Unlocking serology’s secrets: harnessing novel immune biomarkers to predict Lyme disease progression and recovery - There are currently an estimated 476,000 cases of Lyme disease annually in the United States, caused by the
bacteria Borrelia burgdorferi (Bb) and more cases every year. At least 10% of people with Lyme disease
experience persistent symptoms after standard antibiotic treatment. Currently, there are no tools to predict
Lyme disease illness trajectories; a significant barrier to research progress.

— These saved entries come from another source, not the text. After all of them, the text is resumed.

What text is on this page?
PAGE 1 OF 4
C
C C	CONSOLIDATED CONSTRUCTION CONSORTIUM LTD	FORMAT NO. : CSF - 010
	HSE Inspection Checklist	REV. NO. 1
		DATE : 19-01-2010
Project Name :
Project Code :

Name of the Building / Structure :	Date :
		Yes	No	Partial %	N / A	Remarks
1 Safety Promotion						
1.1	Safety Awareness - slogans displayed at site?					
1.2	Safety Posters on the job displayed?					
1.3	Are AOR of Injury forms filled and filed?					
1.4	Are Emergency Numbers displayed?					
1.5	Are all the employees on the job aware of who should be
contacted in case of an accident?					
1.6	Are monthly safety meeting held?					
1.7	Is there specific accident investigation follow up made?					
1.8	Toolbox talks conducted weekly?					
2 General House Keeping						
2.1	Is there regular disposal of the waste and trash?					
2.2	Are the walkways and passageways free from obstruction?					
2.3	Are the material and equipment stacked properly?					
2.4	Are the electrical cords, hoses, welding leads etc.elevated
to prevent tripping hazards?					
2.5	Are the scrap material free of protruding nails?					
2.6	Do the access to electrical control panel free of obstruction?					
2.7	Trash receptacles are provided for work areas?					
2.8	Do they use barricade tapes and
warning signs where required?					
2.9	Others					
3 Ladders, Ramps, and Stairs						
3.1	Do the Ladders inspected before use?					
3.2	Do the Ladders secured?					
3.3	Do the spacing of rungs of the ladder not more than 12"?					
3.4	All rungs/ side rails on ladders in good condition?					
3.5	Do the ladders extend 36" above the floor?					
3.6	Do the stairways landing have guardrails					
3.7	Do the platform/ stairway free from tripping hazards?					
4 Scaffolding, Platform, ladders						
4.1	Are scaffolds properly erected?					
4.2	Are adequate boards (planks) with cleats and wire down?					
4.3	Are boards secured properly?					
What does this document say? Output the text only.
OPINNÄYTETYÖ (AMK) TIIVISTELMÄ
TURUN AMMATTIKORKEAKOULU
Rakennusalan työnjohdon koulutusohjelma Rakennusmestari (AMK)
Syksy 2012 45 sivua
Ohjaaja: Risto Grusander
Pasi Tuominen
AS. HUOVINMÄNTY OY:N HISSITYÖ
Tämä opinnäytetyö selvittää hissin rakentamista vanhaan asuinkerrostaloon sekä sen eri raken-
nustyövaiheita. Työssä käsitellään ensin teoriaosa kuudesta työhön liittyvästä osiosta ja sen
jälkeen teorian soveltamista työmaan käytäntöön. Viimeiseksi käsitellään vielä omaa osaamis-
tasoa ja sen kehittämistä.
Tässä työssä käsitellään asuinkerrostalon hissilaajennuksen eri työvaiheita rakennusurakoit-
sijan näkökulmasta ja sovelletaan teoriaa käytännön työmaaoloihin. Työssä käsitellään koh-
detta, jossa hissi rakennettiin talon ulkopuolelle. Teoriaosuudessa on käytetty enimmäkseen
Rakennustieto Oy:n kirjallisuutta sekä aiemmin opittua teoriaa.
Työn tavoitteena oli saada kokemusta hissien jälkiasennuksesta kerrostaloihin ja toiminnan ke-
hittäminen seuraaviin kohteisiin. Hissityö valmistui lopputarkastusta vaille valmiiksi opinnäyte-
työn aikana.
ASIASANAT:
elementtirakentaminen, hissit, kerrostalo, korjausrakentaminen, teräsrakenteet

A primary goal of this research
proposal is to identify a biomarker that accurately predicts which patients go on to recover, and to advance
understanding of host immune responses and disease pathomechanisms contributing to persistent symptoms.

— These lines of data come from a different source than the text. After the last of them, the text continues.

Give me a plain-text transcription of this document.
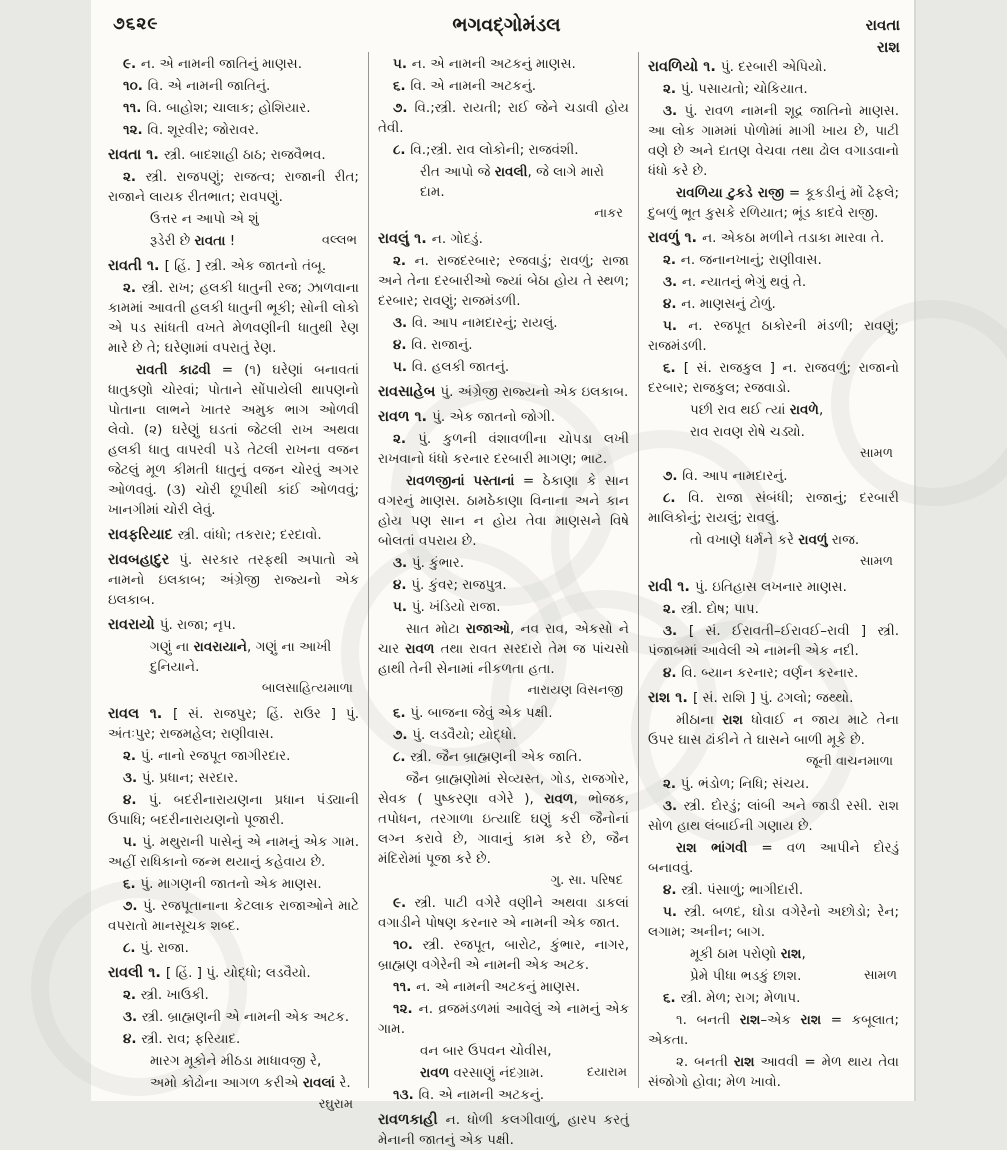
૭૬૨૯	ભગવદ્ગોમંડલ	રાવતા
રાશ
૯. ન. એ નામની જાતિનું માણસ.
૧૦. વિ. એ નામની જાતિનું.
૧૧. વિ. બાહોશ; ચાલાક; હોશિયાર.
૧૨. વિ. શૂરવીર; જોરાવર.
રાવતા ૧. સ્ત્રી. બાદશાહી ઠાઠ; રાજવૈભવ.
૨. સ્ત્રી. રાજપણું; રાજત્વ; રાજાની રીત; રાજાને લાયક રીતભાત; રાવપણું.
ઉત્તર ન આપો એ શું
રૂડેરી છે રાવતા !	વલ્લભ
રાવતી ૧. [ હિં. ] સ્ત્રી. એક જાતનો તંબૂ.
૨. સ્ત્રી. રાખ; હલકી ધાતુની રજ; ઝાળવાના કામમાં આવતી હલકી ધાતુની ભૂકી; સોની લોકો એ પડ સાંધતી વખતે મેળવણીની ધાતુથી રેણ મારે છે તે; ઘરેણામાં વપરાતું રેણ.
રાવતી કાઢવી = (૧) ઘરેણાં બનાવતાં ધાતુકણો ચોરવાં; પોતાને સોંપાયેલી થાપણનો પોતાના લાભને ખાતર અમુક ભાગ ઓળવી લેવો. (૨) ઘરેણું ઘડતાં જેટલી રાખ અથવા હલકી ધાતુ વાપરવી પડે તેટલી રાખના વજન જેટલું મૂળ કીમતી ધાતુનું વજન ચોરવું અગર ઓળવવું. (૩) ચોરી છૂપીથી કાંઈ ઓળવવું; ખાનગીમાં ચોરી લેવું.
રાવફરિયાદ સ્ત્રી. વાંધો; તકરાર; દરદાવો.
રાવબહાદુર પું. સરકાર તરફથી અપાતો એ નામનો ઇલકાબ; અંગ્રેજી રાજ્યનો એક ઇલકાબ.
રાવરાયો પું. રાજા; નૃપ.
ગણું ના રાવરાયાને, ગણું ના આખી દુનિયાને.
બાલસાહિત્યમાળા
રાવલ ૧. [ સં. રાજપુર; હિં. રાઉર ] પું. અંતઃપુર; રાજમહેલ; રાણીવાસ.
૨. પું. નાનો રજપૂત જાગીરદાર.
૩. પું. પ્રધાન; સરદાર.
૪. પું. બદરીનારાયણના પ્રધાન પંડ્યાની ઉપાધિ; બદરીનારાયણનો પૂજારી.
૫. પું. મથુરાની પાસેનું એ નામનું એક ગામ. અહીં રાધિકાનો જન્મ થયાનું કહેવાય છે.
૬. પું. માગણની જાતનો એક માણસ.
૭. પું. રજપૂતાનાના કેટલાક રાજાઓને માટે વપરાતો માનસૂચક શબ્દ.
૮. પું. રાજા.
રાવલી ૧. [ હિં. ] પું. યોદ્ધો; લડવૈયો.
૨. સ્ત્રી. ખાઉકી.
૩. સ્ત્રી. બ્રાહ્મણની એ નામની એક અટક.
૪. સ્ત્રી. રાવ; ફરિયાદ.
મારગ મૂકોને મીઠડા માધાવજી રે,
અમો કોઢોના આગળ કરીએ રાવલાં રે.
રઘુરામ
૫. ન. એ નામની અટકનું માણસ.
૬. વિ. એ નામની અટકનું.
૭. વિ.;સ્ત્રી. રાયતી; રાઈ જેને ચડાવી હોય તેવી.
૮. વિ.;સ્ત્રી. રાવ લોકોની; રાજવંશી.
રીત આપો જે રાવલી, જે લાગે મારો દામ.
નાકર
રાવલું ૧. ન. ગોદડું.
૨. ન. રાજદરબાર; રજવાડું; રાવળું; રાજા અને તેના દરબારીઓ જ્યાં બેઠા હોય તે સ્થળ; દરબાર; રાવણું; રાજમંડળી.
૩. વિ. આપ નામદારનું; રાયલું.
૪. વિ. રાજાનું.
૫. વિ. હલકી જાતનું.
રાવસાહેબ પું. અંગ્રેજી રાજ્યનો એક ઇલકાબ.
રાવળ ૧. પું. એક જાતનો જોગી.
૨. પું. કુળની વંશાવળીના ચોપડા લખી રાખવાનો ધંધો કરનાર દરબારી માગણ; ભાટ.
રાવળજીનાં પસ્તાનાં = ઠેકાણા કે સાન વગરનું માણસ. ઠામઠેકાણા વિનાના અને કાન હોય પણ સાન ન હોય તેવા માણસને વિષે બોલતાં વપરાય છે.
૩. પું. કુંભાર.
૪. પું. કુંવર; રાજપુત્ર.
૫. પું. ખંડિયો રાજા.
સાત મોટા રાજાઓ, નવ રાવ, એકસો ને ચાર રાવળ તથા રાવત સરદારો તેમ જ પાંચસો હાથી તેની સેનામાં નીકળતા હતા.
નારાયણ વિસનજી
૬. પું. બાજના જેવું એક પક્ષી.
૭. પું. લડવૈયો; યોદ્ધો.
૮. સ્ત્રી. જૈન બ્રાહ્મણની એક જાતિ.
જૈન બ્રાહ્મણોમાં સેવ્યસ્ત, ગોડ, રાજગોર, સેવક ( પુષ્કરણા વગેરે ), રાવળ, ભોજક, તપોધન, તરગાળા ઇત્યાદિ ઘણું કરી જૈનોનાં લગ્ન કરાવે છે, ગાવાનું કામ કરે છે, જૈન મંદિરોમાં પૂજા કરે છે.
ગુ. સા. પરિષદ
૯. સ્ત્રી. પાટી વગેરે વણીને અથવા ડાકલાં વગાડીને પોષણ કરનાર એ નામની એક જાત.
૧૦. સ્ત્રી. રજપૂત, બારોટ, કુંભાર, નાગર, બ્રાહ્મણ વગેરેની એ નામની એક અટક.
૧૧. ન. એ નામની અટકનું માણસ.
૧૨. ન. વ્રજમંડળમાં આવેલું એ નામનું એક ગામ.
વન બાર ઉપવન ચોવીસ,
રાવળ વરસાણું નંદગ્રામ.	દયારામ
૧૩. વિ. એ નામની અટકનું.
રાવળકાહી ન. ધોળી કલગીવાળું, હારપ કરતું મેનાની જાતનું એક પક્ષી.
રાવળિયો ૧. પું. દરબારી એપિયો.
૨. પું. પસાયતો; ચોકિયાત.
૩. પું. રાવળ નામની શૂદ્ર જાતિનો માણસ. આ લોક ગામમાં પોળોમાં માગી ખાય છે, પાટી વણે છે અને દાતણ વેચવા તથા ઢોલ વગાડવાનો ધંધો કરે છે.
રાવળિયા ટુકડે રાજી = કૂકડીનું મોં ઢેફલે; દુબળું ભૂત કુસકે રળિયાત; ભૂંડ કાદવે રાજી.
રાવળું ૧. ન. એકઠા મળીને તડાકા મારવા તે.
૨. ન. જનાનખાનું; રાણીવાસ.
૩. ન. ન્યાતનું ભેગું થવું તે.
૪. ન. માણસનું ટોળું.
૫. ન. રજપૂત ઠાકોરની મંડળી; રાવણું; રાજમંડળી.
૬. [ સં. રાજકુલ ] ન. રાજવળું; રાજાનો દરબાર; રાજકુલ; રજવાડો.
પછી રાવ થઈ ત્યાં રાવળે,
રાવ રાવણ રોષે ચડ્યો.
સામળ
૭. વિ. આપ નામદારનું.
૮. વિ. રાજા સંબંધી; રાજાનું; દરબારી માલિકોનું; રાયલું; રાવલું.
તો વખાણે ધર્મને કરે રાવળું રાજ.
સામળ
રાવી ૧. પું. ઇતિહાસ લખનાર માણસ.
૨. સ્ત્રી. દોષ; પાપ.
૩. [ સં. ઈરાવતી–ઈરાવઈ–રાવી ] સ્ત્રી. પંજાબમાં આવેલી એ નામની એક નદી.
૪. વિ. બ્યાન કરનાર; વર્ણન કરનાર.
રાશ ૧. [ સં. રાશિ ] પું. ઢગલો; જથ્થો.
મીઠાના રાશ ધોવાઈ ન જાય માટે તેના ઉપર ઘાસ ઢાંકીને તે ઘાસને બાળી મૂકે છે.
જૂની વાચનમાળા
૨. પું. ભંડોળ; નિધિ; સંચય.
૩. સ્ત્રી. દોરડું; લાંબી અને જાડી રસી. રાશ સોળ હાથ લંબાઈની ગણાય છે.
રાશ ભાંગવી = વળ આપીને દોરડું બનાવવું.
૪. સ્ત્રી. પંસાળું; ભાગીદારી.
૫. સ્ત્રી. બળદ, ઘોડા વગેરેનો અછોડો; રેન; લગામ; અનીન; બાગ.
મૂકી ઠામ પરોણો રાશ,
પ્રેમે પીધા ભડકું છાશ.	સામળ
૬. સ્ત્રી. મેળ; રાગ; મેળાપ.
૧. બનતી રાશ–એક રાશ = કબૂલાત; એકતા.
૨. બનતી રાશ આવવી = મેળ થાય તેવા સંજોગો હોવા; મેળ ખાવો.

While there historically has been a significant focus in the field on using bulk IgG and IgM antibodies to
diagnose Lyme, instead we quantified all the different IgG subtypes, IgE, and IgA isotypes of antibodies. We
found that the plasma of acute Lyme patients who went on to fully recover after antibiotics contained opposite
levels of subtypes and isotypes than patients who developed persistent symptoms. We identified a novel
protective immune profiling ratio of the different antibody types in patients who went on to recover. We
hypothesize that this antibody ratio is a biomarker that can predict who recovers from Lyme disease
post-antibiotics and who will go on to have persistent symptoms.
To further explore this, we developed a new FLow-based Immune Profiling technology that we call FLIP to
better profile the isotypes and subtypes of antibodies that bind to Bb. The FLIP innovatively uses live Bb as
bait to precipitate out pathogen specific antibodies. Next, we propose to conduct deep analysis into immune
mechanisms contributing to persistent symptoms. This includes testing the downstream immune effector
functions of IgG subtypes and different isotypes like IgA and IgE that have previously been largely overlooked
in Lyme research. This is important because we found concerningly high levels of IgE that binds to Bb in a third
of people experiencing persistent symptoms. In mice this IgE triggers mast cell degranulation. This could
indicate the development of an allergy type response to Bb or parts of Bb that are also found in other bacteria,
and point to treatment options used for allergies. We propose to further refine our novel predictive immune
biomarker ratio and test our new FLIP technology on multiple patient cohorts including acute Lyme patients,
patients with persistent symptoms, and healthy controls. We are proposing to turn our current cross-sectional
study into a new prospective study so that we can test if our antibody ratio is truly predictive and accurate.
There is immense field-wide significance for this research. Creating the ability for scientists and physicians to
predict illness trajectories can enable smaller and more cost-efficient clinical trials by focusing on those at the
highest risk of not recovering. In the future, it could inform clinical care and enable new targeted therapeutics
that prevent long term illness by helping immune systems match the protective antibody ratio we found, and
more effectively respond to Borrelia burgdorferi.